If these angels were merely manipulating matter (vs. somehow taking on real material bodies), the notion of "lust" wouldn't even factor in, as lust requires the interaction between the matter and the spirit, where the material could cause a reaction in the immaterial (generally the lower, sensible nature) ... unless somehow theirs was a purely intellectual "lust" of some kind, vs. the normal human lust caused by concupiscence in the lower nature.
Scripture doesn't actually say anything about "lust" though, just that these women were fair and that they took them as wives.
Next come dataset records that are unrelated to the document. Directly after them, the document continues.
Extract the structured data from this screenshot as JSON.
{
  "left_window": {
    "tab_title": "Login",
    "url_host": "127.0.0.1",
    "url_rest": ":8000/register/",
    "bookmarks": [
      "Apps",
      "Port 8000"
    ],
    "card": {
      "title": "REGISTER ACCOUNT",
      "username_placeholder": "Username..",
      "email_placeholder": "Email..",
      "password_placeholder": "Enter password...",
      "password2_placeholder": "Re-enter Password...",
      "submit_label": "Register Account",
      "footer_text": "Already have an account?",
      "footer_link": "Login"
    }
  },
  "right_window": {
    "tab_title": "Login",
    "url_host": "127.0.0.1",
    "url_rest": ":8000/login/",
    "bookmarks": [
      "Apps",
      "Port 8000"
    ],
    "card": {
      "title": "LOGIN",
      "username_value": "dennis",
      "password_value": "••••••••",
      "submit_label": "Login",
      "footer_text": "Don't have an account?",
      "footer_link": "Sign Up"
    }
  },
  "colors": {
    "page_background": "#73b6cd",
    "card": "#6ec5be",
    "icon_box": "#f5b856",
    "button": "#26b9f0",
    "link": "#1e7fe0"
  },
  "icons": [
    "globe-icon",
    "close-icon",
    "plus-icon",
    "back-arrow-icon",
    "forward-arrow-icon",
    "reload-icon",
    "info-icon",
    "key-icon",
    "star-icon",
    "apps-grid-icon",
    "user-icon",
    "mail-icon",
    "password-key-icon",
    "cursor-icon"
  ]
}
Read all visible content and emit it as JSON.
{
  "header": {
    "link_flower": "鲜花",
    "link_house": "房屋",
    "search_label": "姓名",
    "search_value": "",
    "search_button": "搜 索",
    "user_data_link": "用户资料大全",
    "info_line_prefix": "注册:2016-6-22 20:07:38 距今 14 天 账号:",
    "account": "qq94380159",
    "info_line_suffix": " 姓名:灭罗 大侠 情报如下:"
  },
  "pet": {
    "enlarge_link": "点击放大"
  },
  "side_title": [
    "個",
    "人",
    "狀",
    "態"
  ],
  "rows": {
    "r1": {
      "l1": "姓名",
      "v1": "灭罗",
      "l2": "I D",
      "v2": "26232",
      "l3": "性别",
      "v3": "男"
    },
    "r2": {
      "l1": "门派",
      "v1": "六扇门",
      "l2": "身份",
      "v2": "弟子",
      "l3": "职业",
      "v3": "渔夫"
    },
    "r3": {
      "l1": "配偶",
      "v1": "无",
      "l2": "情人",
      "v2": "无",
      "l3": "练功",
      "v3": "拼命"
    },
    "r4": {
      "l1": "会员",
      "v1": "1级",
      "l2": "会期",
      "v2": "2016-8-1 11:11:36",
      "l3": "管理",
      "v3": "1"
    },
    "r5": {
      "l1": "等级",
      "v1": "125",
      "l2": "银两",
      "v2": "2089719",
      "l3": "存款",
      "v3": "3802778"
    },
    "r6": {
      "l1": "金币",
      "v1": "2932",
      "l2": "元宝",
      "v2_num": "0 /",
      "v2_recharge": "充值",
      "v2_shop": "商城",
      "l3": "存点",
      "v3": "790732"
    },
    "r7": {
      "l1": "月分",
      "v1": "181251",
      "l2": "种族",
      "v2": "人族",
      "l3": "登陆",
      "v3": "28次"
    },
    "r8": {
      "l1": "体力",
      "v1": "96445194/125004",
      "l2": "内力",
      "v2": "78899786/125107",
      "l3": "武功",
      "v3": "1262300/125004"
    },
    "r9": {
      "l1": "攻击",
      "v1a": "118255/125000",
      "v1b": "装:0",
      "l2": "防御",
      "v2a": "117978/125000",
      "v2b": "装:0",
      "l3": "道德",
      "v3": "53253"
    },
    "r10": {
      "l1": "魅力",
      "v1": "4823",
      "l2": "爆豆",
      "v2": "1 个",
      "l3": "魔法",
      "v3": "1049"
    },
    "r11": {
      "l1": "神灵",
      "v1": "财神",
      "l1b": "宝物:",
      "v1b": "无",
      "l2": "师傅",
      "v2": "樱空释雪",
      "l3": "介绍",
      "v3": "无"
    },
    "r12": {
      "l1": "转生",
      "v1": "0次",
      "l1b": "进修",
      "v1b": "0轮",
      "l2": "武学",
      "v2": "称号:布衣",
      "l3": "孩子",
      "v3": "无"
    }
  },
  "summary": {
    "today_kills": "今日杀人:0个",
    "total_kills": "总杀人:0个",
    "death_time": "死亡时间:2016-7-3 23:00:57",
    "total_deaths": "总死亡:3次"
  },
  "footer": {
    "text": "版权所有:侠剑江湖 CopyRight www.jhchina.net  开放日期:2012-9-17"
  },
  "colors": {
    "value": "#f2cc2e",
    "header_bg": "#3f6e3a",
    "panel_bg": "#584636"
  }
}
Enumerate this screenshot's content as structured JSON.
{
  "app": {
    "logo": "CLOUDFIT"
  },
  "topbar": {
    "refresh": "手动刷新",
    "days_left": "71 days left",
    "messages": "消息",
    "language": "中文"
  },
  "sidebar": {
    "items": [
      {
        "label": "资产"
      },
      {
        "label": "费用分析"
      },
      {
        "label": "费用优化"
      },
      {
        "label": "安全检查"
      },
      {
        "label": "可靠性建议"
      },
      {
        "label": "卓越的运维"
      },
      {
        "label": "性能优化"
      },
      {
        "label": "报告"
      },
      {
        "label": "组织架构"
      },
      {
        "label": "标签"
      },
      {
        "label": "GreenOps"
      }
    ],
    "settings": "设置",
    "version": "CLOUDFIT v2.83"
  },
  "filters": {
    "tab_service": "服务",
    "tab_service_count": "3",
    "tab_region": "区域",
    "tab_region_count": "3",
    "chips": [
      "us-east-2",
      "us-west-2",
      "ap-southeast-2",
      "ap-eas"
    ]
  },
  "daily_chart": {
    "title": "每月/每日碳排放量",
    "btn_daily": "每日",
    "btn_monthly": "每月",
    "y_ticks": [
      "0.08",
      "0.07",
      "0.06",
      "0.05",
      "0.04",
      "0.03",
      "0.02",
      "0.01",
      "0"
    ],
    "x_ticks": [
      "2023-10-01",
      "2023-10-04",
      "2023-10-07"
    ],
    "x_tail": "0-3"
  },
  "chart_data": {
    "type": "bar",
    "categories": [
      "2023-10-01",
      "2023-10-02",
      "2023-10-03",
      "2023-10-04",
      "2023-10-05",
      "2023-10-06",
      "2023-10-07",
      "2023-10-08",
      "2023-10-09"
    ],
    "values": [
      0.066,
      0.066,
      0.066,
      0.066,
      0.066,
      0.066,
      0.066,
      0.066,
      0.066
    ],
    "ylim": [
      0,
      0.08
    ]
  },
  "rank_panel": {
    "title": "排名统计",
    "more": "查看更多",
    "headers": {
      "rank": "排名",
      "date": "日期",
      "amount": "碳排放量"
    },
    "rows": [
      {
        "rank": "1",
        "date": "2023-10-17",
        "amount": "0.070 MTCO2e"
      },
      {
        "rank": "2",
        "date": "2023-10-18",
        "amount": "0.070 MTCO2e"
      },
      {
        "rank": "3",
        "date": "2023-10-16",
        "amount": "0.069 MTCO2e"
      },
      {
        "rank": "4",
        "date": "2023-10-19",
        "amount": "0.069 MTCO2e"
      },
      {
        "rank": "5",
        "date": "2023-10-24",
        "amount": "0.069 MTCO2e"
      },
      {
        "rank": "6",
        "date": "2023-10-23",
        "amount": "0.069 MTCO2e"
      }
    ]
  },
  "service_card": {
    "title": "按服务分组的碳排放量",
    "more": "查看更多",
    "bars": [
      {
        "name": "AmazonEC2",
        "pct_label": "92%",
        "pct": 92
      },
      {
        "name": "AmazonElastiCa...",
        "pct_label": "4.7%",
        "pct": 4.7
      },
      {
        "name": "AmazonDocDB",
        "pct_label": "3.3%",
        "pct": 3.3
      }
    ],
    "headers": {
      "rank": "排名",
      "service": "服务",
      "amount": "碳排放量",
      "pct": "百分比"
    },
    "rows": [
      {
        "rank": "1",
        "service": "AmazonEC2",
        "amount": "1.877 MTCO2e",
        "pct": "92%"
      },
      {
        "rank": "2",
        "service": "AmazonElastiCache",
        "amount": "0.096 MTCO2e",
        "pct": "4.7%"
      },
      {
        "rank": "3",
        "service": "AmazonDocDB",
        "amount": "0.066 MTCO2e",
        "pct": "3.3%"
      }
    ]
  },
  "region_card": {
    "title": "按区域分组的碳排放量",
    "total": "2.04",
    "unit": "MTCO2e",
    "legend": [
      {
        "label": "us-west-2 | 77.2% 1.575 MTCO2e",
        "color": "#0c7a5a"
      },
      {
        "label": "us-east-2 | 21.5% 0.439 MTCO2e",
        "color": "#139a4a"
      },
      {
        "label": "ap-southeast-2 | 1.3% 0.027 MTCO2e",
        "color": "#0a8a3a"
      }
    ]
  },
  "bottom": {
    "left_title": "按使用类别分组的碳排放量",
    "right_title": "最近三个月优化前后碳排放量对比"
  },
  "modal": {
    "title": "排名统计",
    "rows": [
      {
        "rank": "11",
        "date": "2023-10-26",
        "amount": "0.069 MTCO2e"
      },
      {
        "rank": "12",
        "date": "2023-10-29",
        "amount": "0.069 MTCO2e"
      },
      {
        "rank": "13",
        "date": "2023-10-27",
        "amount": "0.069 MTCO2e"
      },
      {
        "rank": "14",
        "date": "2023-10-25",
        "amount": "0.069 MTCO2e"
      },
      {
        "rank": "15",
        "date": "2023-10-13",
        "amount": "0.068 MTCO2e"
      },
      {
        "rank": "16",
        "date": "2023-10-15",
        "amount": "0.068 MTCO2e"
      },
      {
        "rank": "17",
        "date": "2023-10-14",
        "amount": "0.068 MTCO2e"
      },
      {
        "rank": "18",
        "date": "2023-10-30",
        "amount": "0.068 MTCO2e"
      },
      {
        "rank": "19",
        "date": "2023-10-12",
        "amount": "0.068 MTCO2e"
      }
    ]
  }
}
The sons of God seeing the daughters of men, that they were fair, took to themselves wives of all which they chose ... Now giants were upon the earth in those days. For after the sons of God went in to the daughters of men, and they brought forth children, these are the mighty men of old, men of renown. [Genesis 6:2,4]
And given Pope St. Clement's exegesis, he supposes that they took human natures upon themselves, which, if I'm reading correctly here was derived from covetousness, which can be purely intellectual, with lust being a form of covetousness.
having assumed these forms, they convicted as covetous those who stole them, and changed themselves into the nature of men, in order that, living holily, and showing the possibility of so living, they might subject the ungrateful to punishment, yet having become in all respects men, they also partook of human lust, and being brought under its subjection they fell into cohabitation with women;
So it, at least based upon Pope St. Clement, doesn't really support that these sons of God were themselves of a hybrid angelic-corporeal nature. But theur fall came once they subjected themselves to a corporeal form, not unlike what the angels in Scripture have done, that they gave into the passions associated with that form.